Membentengi Santri dari Radikalisme Melalui Pendidikan Holistik Pesantren Darul Amanah

Jakarta – Pendidikan di lingkungan pesantren kini menjadi pilar strategis dalam membentengi generasi muda dari ancaman pemahaman sempit, intoleransi, dan radikalisme. Pondok Pesantren Darul Amanah membuktikan bahwa pengajaran agama yang mendalam harus dipadukan dengan wawasan kebangsaan yang kokoh agar santri mampu membendung narasi-narasi bermuatan radikalisme dan ekstremisme. 
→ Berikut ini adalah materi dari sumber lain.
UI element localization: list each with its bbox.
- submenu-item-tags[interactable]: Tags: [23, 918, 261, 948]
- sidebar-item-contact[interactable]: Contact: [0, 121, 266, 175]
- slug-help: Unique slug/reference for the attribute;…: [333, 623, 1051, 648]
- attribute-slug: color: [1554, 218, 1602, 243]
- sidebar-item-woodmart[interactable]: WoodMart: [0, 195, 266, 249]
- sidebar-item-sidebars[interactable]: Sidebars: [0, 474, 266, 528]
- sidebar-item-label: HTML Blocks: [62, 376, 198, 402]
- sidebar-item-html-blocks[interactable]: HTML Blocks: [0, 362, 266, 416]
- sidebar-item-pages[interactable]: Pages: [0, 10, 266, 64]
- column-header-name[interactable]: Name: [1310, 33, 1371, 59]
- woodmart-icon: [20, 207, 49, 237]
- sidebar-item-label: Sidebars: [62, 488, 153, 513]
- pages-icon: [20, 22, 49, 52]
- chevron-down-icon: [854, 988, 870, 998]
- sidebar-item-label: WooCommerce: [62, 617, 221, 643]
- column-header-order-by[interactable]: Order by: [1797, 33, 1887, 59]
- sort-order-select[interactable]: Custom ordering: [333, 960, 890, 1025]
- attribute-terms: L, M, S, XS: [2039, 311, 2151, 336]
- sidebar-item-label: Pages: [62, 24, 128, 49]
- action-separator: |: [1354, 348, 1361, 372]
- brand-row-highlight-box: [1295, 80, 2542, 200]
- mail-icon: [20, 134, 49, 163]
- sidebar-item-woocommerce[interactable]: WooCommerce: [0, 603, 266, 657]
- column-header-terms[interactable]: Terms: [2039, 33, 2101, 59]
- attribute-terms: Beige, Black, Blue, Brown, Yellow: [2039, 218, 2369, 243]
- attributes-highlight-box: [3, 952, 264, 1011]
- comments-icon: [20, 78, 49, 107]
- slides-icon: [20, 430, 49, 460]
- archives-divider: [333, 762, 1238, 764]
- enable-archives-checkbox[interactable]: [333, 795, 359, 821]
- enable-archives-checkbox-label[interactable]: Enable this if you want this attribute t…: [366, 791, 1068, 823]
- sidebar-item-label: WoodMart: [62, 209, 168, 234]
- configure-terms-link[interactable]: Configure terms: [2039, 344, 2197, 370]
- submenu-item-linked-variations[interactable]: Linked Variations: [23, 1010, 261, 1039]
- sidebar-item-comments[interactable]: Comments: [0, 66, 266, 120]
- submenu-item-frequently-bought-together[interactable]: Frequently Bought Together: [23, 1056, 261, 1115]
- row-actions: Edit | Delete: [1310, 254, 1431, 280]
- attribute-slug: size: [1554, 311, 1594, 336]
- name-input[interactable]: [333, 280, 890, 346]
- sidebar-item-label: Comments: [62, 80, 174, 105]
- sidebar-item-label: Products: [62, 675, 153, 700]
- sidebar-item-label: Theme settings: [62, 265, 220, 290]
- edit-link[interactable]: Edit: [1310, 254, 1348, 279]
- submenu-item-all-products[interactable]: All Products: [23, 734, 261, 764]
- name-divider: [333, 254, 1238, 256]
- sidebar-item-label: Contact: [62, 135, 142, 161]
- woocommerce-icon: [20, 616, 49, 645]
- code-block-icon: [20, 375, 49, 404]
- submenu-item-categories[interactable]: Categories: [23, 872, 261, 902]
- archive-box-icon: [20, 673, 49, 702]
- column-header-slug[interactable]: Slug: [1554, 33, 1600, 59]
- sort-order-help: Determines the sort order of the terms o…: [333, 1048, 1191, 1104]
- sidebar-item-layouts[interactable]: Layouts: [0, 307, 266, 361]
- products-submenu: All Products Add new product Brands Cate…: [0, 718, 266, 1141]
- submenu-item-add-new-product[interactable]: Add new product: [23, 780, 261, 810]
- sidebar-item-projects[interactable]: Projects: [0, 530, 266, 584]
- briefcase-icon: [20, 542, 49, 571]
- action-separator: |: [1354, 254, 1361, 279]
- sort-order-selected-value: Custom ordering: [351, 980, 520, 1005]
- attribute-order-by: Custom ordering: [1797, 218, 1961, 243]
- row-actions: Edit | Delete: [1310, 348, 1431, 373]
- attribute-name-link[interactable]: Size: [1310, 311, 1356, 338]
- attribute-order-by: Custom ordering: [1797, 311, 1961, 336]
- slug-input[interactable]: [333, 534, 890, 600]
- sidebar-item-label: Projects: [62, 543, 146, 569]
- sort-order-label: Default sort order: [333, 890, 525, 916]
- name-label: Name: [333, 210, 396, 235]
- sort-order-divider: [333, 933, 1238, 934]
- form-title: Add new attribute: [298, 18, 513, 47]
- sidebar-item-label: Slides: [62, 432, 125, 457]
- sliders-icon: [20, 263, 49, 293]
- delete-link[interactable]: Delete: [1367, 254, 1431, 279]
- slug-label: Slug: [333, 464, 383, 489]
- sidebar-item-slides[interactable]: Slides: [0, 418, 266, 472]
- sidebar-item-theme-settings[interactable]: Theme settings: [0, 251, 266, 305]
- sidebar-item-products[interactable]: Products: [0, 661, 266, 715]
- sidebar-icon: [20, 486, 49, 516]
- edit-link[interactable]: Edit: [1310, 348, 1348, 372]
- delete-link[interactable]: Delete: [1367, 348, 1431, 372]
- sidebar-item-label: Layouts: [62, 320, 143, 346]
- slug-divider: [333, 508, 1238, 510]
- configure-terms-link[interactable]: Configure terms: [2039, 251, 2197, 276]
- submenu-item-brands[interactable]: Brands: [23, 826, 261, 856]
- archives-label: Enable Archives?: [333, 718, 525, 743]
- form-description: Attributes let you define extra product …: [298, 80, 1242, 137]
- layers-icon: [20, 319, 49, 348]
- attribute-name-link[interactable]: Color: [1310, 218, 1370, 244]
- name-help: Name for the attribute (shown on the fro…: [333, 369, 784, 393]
“Saya menegaskan bahwa pendidikan pesantren modern tidak boleh mengurung potensi santri hanya pada pendalaman teks keagamaan belaka. Kami mengembangkan pendekatan holistik agar santri tidak hanya menguasai tafaqquh fiddin, tetapi juga memiliki karakter kepemimpinan, keterampilan hidup, serta wawasan kebangsaan yang luas. Dengan cara ini, santri kami tidak mudah terpengaruh oleh narasi intoleransi dan paham radikal yang merusak,” tegas Pengasuh Pondok Pesantren Darul Amanah KH Muhammad Fatwa saat berbicara dalam rangkaian Global Islamic Holistic Education Summit 2026 di Hotel Borobudur, Jakarta Pusat, Minggu (6/9/2026).

Pengajaran kitab kuning di pesantren ini diintegrasikan secara seimbang dengan kegiatan ekstrakurikuler seperti kepramukaan, olahraga, dan keterlibatan dalam berbagai kompetisi nasional. “Saya melihat bahwa keikutsertaan santri kami dalam Jambore Nasional dan berbagai ajang kompetisi tingkat nasional merupakan arena penting untuk melatih mental juara, kepemimpinan, serta memperluas wawasan kebangsaan mereka secara nyata di luar tembok pesantren,” imbuh KH. M. Fatwa. 

Menurutnya, pembekalan para santri dengan latihan bekerja sama, mengambil keputusan, dan bertanggung jawab terhadap lingkungan, mampu membentuk pribadi santri yang terbuka, toleran, dan jauh dari pemikiran kebencian SARA maupun fanatisme sempit. Selanjutnya, keberhasilan model pendidikan holistik ini akan tercermin dari kiprah nyata para alumni di tingkat nasional, termasuk dalam penguatan ketahanan negara. 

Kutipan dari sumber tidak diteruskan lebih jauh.